Depending on the patient in question, Bullae can increase in size with time, interfering with the surrounding areas. This can cause coughing, sputum production, and shortness of breath that often result from chest tightness. At the same time, others experience rare chest pain that arises from trapped air within the Bulla. This trapped air typically causes the enlargement of the visceral pleura.

In extreme cases of the Bulla, air sacs can rapture, causing an air leak. This event is life-threatening, often referred to as a pneumothorax. The condition denotes a collapsed lung.

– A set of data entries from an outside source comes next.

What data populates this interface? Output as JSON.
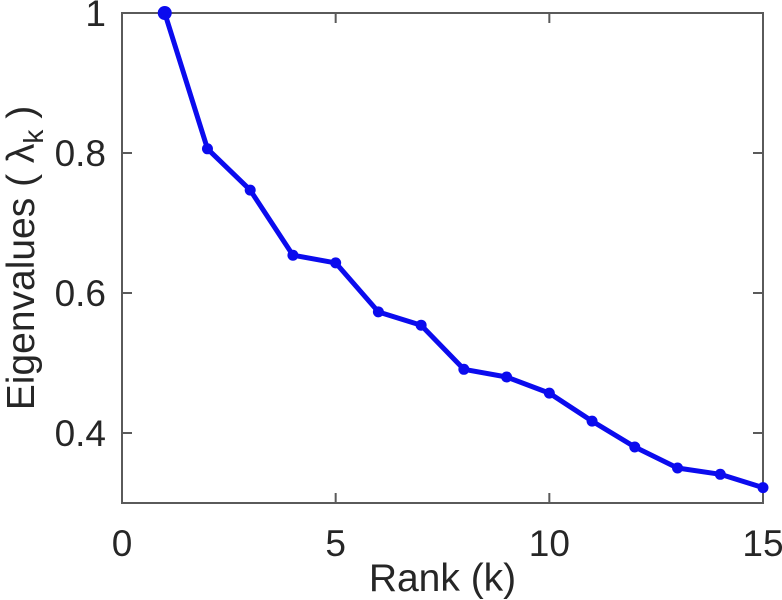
{
  "chart_data": {
    "type": "line",
    "title": "",
    "xlabel": "Rank (k)",
    "ylabel": "Eigenvalues ( λ_k )",
    "ylabel_parts": {
      "prefix": "Eigenvalues ( λ",
      "sub": "k",
      "suffix": " )"
    },
    "series": [
      {
        "name": "eigenvalues",
        "x": [
          1,
          2,
          3,
          4,
          5,
          6,
          7,
          8,
          9,
          10,
          11,
          12,
          13,
          14,
          15
        ],
        "y": [
          1.0,
          0.806,
          0.747,
          0.654,
          0.643,
          0.573,
          0.554,
          0.491,
          0.48,
          0.457,
          0.417,
          0.38,
          0.35,
          0.341,
          0.322
        ]
      }
    ],
    "xlim": [
      0,
      15
    ],
    "ylim": [
      0.3,
      1.0
    ],
    "xticks": [
      0,
      5,
      10,
      15
    ],
    "xtick_labels": [
      "0",
      "5",
      "10",
      "15"
    ],
    "yticks": [
      0.4,
      0.6,
      0.8,
      1
    ],
    "ytick_labels": [
      "0.4",
      "0.6",
      "0.8",
      "1"
    ],
    "grid": false,
    "legend": null,
    "style": {
      "line_color": "#0b0bee",
      "line_width": 5,
      "marker": "dot",
      "marker_size": 5.5,
      "axis_color": "#5a5a5a",
      "text_color": "#262626",
      "background": "#ffffff",
      "tick_direction": "in",
      "box": true
    }
  }
}
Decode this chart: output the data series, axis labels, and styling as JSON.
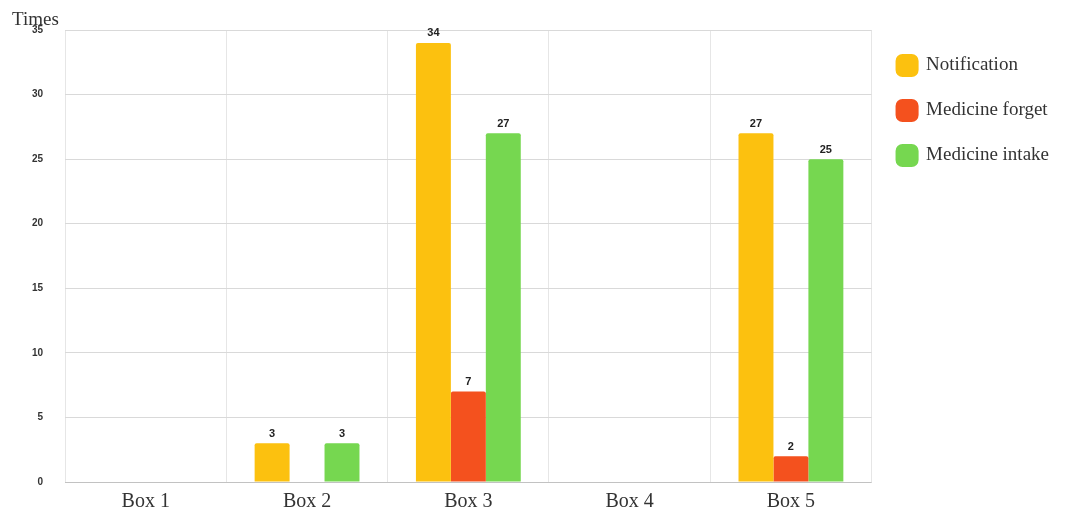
{
  "chart_data": {
    "type": "bar",
    "ylabel": "Times",
    "categories": [
      "Box 1",
      "Box 2",
      "Box 3",
      "Box 4",
      "Box 5"
    ],
    "series": [
      {
        "name": "Notification",
        "color": "#fcc10f",
        "values": [
          0,
          3,
          34,
          0,
          27
        ],
        "value_labels": [
          null,
          "3",
          "34",
          null,
          "27"
        ]
      },
      {
        "name": "Medicine forget",
        "color": "#f4511e",
        "values": [
          0,
          0,
          7,
          0,
          2
        ],
        "value_labels": [
          null,
          null,
          "7",
          null,
          "2"
        ]
      },
      {
        "name": "Medicine intake",
        "color": "#76d750",
        "values": [
          0,
          3,
          27,
          0,
          25
        ],
        "value_labels": [
          null,
          "3",
          "27",
          null,
          "25"
        ]
      }
    ],
    "ylim": [
      0,
      35
    ],
    "yticks": [
      0,
      5,
      10,
      15,
      20,
      25,
      30,
      35
    ],
    "grid": true,
    "legend": "right"
  }
}
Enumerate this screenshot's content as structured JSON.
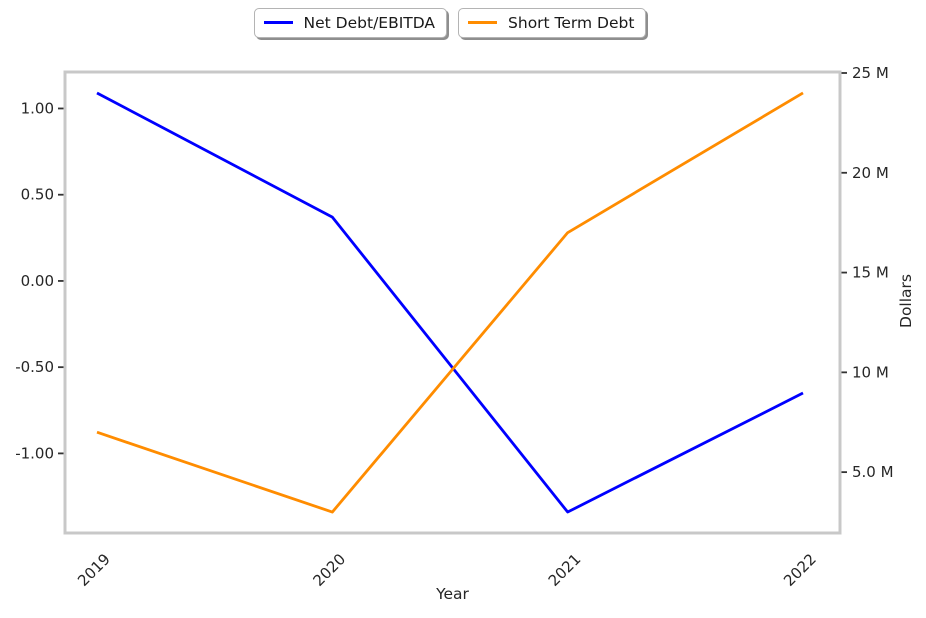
{
  "legend": {
    "entries": [
      {
        "label": "Net Debt/EBITDA",
        "color": "#0000ff"
      },
      {
        "label": "Short Term Debt",
        "color": "#ff8c00"
      }
    ],
    "position": "top-center"
  },
  "chart_data": {
    "type": "line",
    "x": [
      "2019",
      "2020",
      "2021",
      "2022"
    ],
    "xlabel": "Year",
    "series": [
      {
        "name": "Net Debt/EBITDA",
        "axis": "left",
        "color": "#0000ff",
        "values": [
          1.09,
          0.37,
          -1.34,
          -0.65
        ]
      },
      {
        "name": "Short Term Debt",
        "axis": "right",
        "color": "#ff8c00",
        "values": [
          7000000,
          3000000,
          17000000,
          24000000
        ]
      }
    ],
    "left_axis": {
      "label": "",
      "ylim": [
        -1.4615,
        1.2115
      ],
      "ticks": [
        {
          "v": 1.0,
          "label": "1.00"
        },
        {
          "v": 0.5,
          "label": "0.50"
        },
        {
          "v": 0.0,
          "label": "0.00"
        },
        {
          "v": -0.5,
          "label": "-0.50"
        },
        {
          "v": -1.0,
          "label": "-1.00"
        }
      ]
    },
    "right_axis": {
      "label": "Dollars",
      "ylim": [
        1950000,
        25050000
      ],
      "ticks": [
        {
          "v": 25000000,
          "label": "25 M"
        },
        {
          "v": 20000000,
          "label": "20 M"
        },
        {
          "v": 15000000,
          "label": "15 M"
        },
        {
          "v": 10000000,
          "label": "10 M"
        },
        {
          "v": 5000000,
          "label": "5.0 M"
        }
      ]
    },
    "grid": false,
    "x_tick_rotation_deg": 45,
    "legend_position": "top-center"
  },
  "style": {
    "spine_color": "#c8c8c8",
    "tick_color": "#333333",
    "text_color": "#262626",
    "background": "#ffffff"
  }
}
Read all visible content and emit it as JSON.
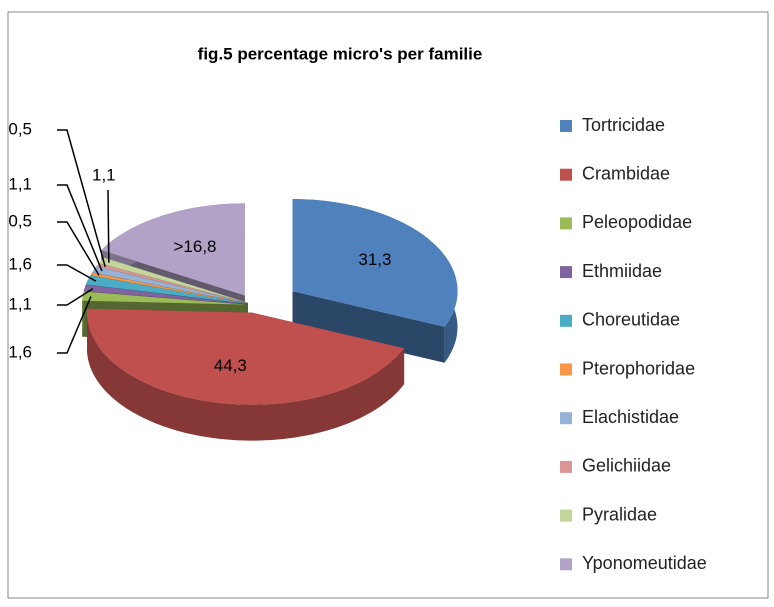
{
  "chart_data": {
    "type": "pie3d",
    "title": "fig.5  percentage micro's per familie",
    "categories": [
      "Tortricidae",
      "Crambidae",
      "Peleopodidae",
      "Ethmiidae",
      "Choreutidae",
      "Pterophoridae",
      "Elachistidae",
      "Gelichiidae",
      "Pyralidae",
      "Yponomeutidae"
    ],
    "values": [
      31.3,
      44.3,
      1.6,
      1.1,
      1.6,
      0.5,
      1.1,
      0.5,
      1.1,
      16.8
    ],
    "value_labels": [
      "31,3",
      "44,3",
      "1,6",
      "1,1",
      "1,6",
      "0,5",
      "1,1",
      "0,5",
      "1,1",
      ">16,8"
    ],
    "colors": [
      "#4f81bd",
      "#c0504d",
      "#9bbb59",
      "#8064a2",
      "#4bacc6",
      "#f79646",
      "#95b3d7",
      "#d99694",
      "#c3d69b",
      "#b3a2c7"
    ],
    "legend": "right"
  }
}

Cannabis Use And Lung Cancer

Although not as likely as tobacco to cause lung cancer, heavy cannabis use boosts the chances of getting lung cancer. That’s per the evidence presented by epidemiological and immune-histopathological researchers, though current data fails to associate cannabis use with lung cancer.


On the other hand, a particular study points that there is insufficient evidence linking light and moderate cannabis use to the development of lung cancer. However, it’s essential to note that cannabis has carcinogens, just like tobacco, cancer-causing chemicals. Nevertheless, those already suffering from lung cancer risk dying early by continuing smoking. Their cancer treatment also becomes ineffective if they continue cannabis use.

Cannabis Use Can Cause Lung Infections

Cannabis use can cause fungi infection of the lung, resulting from a filamentous group of fungi called aspergillus. Aspergillus resides in cannabis plants and often gets into the lung during smoking. In the lungs, this fungus causes pneumonia and relative allergic reactions, which are life-threatening.


Cannabis users with weak immune systems are highly susceptible to aspergillus infection. Therefore, cannabis use is not recommended for people with weak immune systems who have underlying conditions or have recently performed a lung transplant.